As we know, MLB changed how regular-season games – though not postseason games – are played if they’re tied after nine innings. (Or if you’re playing a doubleheader and a game is tied after seven innings. MLB has been busy.) The home team still gets the final at-bat, which is never a bad thing, but the home team is much more apt to be behind when the bottom of the 10th arrives.

Come the 10th, the visitor starts with a runner on second – in scoring position – and none out. The visiting team is therefore two productive outs from taking the lead. A sac bunt and a sac fly will suffice. Heck, two wild pitches would do it.

Yes, the same applies to the home side in the bottom of the inning, but the pressure is heightened when you’re behind. In all five of the Braves’ extra-inning losses, they yielded a 10th-inning run. Four of the five came at Truist Park, the most recent Thursday against last-place Pittsburgh.

With a runner on second and nobody out, you SHOULD score. Even MLB’s statisticians concede the point: If the runner who starts on second scores, that run isn’t counted against the pitcher’s ERA. The Braves have played six 10th innings this season. They haven’t scored. They haven’t had a hit. They’re 0-for-17, which is nuts.

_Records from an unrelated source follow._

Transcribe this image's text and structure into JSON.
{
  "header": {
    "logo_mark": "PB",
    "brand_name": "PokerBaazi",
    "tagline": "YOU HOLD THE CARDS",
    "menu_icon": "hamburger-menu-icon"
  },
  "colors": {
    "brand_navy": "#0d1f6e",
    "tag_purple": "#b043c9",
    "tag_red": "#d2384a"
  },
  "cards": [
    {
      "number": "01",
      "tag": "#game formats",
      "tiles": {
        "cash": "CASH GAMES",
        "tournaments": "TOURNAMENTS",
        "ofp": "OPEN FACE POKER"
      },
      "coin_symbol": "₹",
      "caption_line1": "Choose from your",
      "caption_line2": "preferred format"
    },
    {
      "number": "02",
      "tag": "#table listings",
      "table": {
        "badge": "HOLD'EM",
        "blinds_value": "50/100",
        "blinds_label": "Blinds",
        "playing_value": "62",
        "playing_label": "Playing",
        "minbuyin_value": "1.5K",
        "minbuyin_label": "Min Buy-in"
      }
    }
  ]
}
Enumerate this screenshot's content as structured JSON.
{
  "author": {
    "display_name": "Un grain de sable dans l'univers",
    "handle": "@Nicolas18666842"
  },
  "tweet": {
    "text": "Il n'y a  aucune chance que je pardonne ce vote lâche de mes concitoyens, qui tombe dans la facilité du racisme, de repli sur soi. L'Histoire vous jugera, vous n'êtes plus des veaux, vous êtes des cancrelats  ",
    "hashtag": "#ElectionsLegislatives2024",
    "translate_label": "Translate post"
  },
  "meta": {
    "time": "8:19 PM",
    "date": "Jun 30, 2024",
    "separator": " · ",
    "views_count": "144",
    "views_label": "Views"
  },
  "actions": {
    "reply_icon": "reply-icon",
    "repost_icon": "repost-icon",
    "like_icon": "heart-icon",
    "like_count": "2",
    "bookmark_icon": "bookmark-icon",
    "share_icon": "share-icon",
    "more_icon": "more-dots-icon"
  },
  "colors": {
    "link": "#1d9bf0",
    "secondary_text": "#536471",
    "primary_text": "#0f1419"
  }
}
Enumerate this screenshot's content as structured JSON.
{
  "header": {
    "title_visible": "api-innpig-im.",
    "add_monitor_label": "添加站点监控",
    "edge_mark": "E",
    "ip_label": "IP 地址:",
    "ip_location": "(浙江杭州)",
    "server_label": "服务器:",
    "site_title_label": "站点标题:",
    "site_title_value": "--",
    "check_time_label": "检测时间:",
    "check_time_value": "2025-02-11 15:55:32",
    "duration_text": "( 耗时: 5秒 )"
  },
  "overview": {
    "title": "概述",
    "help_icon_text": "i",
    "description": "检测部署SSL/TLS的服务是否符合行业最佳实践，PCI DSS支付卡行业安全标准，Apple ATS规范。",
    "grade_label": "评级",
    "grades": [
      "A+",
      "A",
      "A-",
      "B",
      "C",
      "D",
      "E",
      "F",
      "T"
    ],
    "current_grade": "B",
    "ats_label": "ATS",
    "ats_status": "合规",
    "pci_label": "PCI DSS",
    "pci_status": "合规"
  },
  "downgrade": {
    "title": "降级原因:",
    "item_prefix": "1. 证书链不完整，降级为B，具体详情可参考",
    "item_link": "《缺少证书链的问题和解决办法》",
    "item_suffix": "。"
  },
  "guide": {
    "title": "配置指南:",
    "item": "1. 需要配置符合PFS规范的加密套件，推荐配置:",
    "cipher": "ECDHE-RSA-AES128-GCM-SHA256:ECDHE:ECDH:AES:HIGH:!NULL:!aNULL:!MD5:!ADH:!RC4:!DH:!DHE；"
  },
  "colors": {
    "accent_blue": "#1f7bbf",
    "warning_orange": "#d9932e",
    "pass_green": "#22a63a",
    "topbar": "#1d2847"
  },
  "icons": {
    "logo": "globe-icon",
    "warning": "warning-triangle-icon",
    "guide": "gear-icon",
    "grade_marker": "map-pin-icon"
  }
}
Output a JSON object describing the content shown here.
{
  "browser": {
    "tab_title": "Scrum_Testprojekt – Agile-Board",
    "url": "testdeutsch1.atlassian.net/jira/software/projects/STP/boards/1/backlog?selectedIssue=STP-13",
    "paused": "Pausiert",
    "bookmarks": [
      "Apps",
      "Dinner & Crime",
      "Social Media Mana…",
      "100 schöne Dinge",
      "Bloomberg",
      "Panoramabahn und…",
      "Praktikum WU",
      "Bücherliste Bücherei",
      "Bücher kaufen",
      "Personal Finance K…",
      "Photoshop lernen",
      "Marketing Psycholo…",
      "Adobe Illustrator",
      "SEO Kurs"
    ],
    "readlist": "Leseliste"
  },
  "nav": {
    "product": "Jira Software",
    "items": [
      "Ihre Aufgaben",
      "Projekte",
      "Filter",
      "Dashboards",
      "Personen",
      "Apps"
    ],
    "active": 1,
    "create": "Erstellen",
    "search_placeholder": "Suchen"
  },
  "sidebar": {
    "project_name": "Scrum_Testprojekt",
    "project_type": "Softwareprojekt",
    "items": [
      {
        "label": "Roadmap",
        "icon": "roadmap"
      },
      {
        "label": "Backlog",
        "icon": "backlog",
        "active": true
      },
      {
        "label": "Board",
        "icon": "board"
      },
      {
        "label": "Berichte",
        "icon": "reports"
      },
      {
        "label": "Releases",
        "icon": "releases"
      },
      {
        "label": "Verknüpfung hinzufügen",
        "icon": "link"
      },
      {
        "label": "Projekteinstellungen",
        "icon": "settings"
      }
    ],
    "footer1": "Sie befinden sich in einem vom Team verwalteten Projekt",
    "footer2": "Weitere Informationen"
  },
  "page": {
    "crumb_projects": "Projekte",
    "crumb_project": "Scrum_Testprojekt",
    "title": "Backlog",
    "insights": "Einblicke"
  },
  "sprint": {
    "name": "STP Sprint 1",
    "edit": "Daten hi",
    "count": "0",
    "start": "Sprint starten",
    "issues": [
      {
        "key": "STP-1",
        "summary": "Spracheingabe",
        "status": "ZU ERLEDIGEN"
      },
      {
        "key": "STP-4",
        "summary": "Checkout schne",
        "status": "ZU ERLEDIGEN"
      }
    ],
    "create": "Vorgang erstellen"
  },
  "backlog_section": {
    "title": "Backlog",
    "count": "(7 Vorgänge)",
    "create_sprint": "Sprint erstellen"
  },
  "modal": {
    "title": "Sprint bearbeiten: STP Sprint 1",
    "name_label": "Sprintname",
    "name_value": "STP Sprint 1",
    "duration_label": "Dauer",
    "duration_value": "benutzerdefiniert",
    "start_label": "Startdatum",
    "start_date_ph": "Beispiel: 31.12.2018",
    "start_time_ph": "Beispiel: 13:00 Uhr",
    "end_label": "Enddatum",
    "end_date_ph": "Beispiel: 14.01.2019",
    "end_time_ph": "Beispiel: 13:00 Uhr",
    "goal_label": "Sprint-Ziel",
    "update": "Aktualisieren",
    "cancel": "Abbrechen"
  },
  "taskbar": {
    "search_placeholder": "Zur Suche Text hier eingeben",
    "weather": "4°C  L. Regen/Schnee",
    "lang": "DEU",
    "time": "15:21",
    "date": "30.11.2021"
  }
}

Maybe we should have seen this coming. The season opener went to bonus cantos, Pablo Sandoval having tied the score with a pinch-hit homer. Ozzie Albies, who’s fast, was the 10th-inning ghost runner. Freddie Freeman moved him to third with a grounder. (One of those productive outs, or so we thought.) Marcell Ozuna lifted a fly ball to not-deep center field. Roman Quinn threw out Albies, who hadn’t gotten the world’s greatest jump, at home. The Phillies won on Jean Segura’s walk-off single.

The only Braves pitcher to make through a 10th inning without yielding a run is Will Smith. Jacob Webb has failed twice, Thursday included. Nate Jones failed twice, Tyler Matzek once. The 10th inning, we concede, is unfair to the pitcher, but it must be noted that opposing pitchers have gotten through it unscathed six times against these Braves.

Apologies if this seems a picking of nits, but 13.6 percent of the Braves’ games have been tied after nine innings. They’ve lost 83.3 percent of those. Manager Brian Snitker has noted that, for all the bullpen’s failings – eight blown saves in 16 chances – his hitters haven’t done much hitting apart from home runs. Thursday’s game offered another case study.

The Braves led 3-2 after two innings. Drew Smyly yielded two home runs. (He leads the National League with 11.) The Braves managed one hit in five innings off four Pittsburgh relievers. The Pirates managed six hits in five innings off six Braves relievers. On Wednesday, Ronald Acuna settled a game against the first-place Mets with a climactic home run. On Thursday, the Braves again failed to consolidate gains. We’re closing in on Memorial Day, and they haven’t broken .500.

“We’re a winning streak from being in first place,” Snitker said Thursday, and that’s true. He also said, “We’ve got a lot of time to get really good,” and they do. But they’re 20-24. I didn’t expect this. Pretty sure Snitker didn’t, either.